The Mainstay in Rock Hall brings the classic rock sounds of the Blake Thompson Band to its backyard stage – weather permitting – as July starts to make way for August at 6:30 on the evening of Sunday, the 30th. A Kent County native, Thompson’s musical taste ranges from classic rock and pop to blues, soul, and R&B, having toured with Little Feat, David Crosby, and the namesake bands of Steve Miller and Dave Matthews. Best known for his electric guitar chops, Thompson counts Stevie Ray Vaughan, Eric Clapton, Jimmy Page, and Alvin Lee among his heroes. Together with his wife, singer/songwriter, and violinist Kate Russo, the pair mixes in original songs of their own.
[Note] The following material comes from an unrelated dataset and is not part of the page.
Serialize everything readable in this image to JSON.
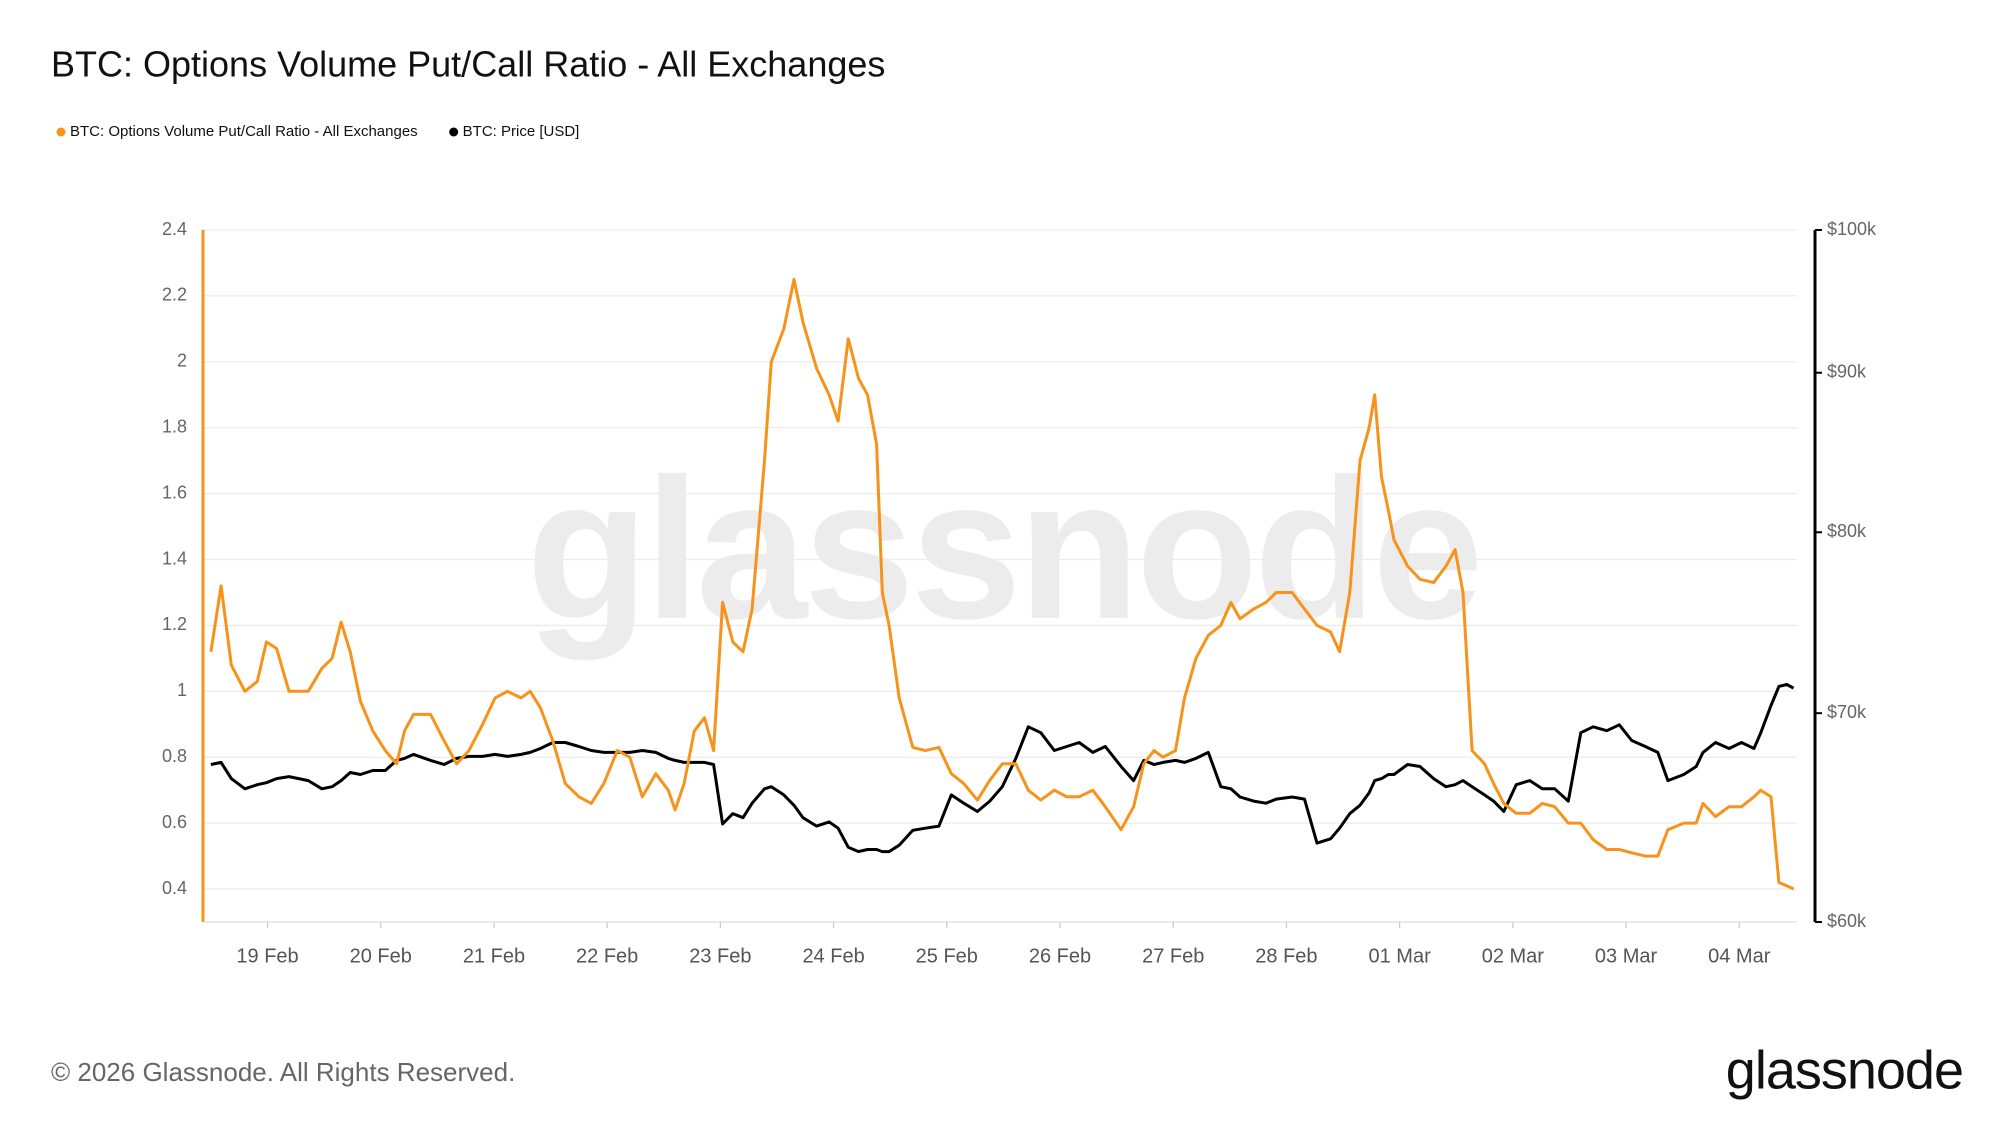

The Chicks, a dozen-time Grammy-winning trio – most of whose awards came when they were known as the Dixie Chicks – bring their 2023 world tour to Columbia’s Merriweather Post Pavilion at 7:30 p.m. Aug. 2. Joining them on the Maryland tour stop is the Canadian band, Wild Rivers. On June 25, 2020, in response to the Black Lives Matters movement and the murder of George Floyd at the hands of police, the Dixie Chicks changed their name following criticism that “Dixie” bore connotations of American slavery. In July that year, the Chicks released “Gaslighter,” their first album in 14 years. A month later, they performed “The Star-Spangled Banner” at the 2020 Democratic National Convention, which nominated now-president Joe Biden.
Steve Parks is a retired New York arts editor and writer now living in Easton.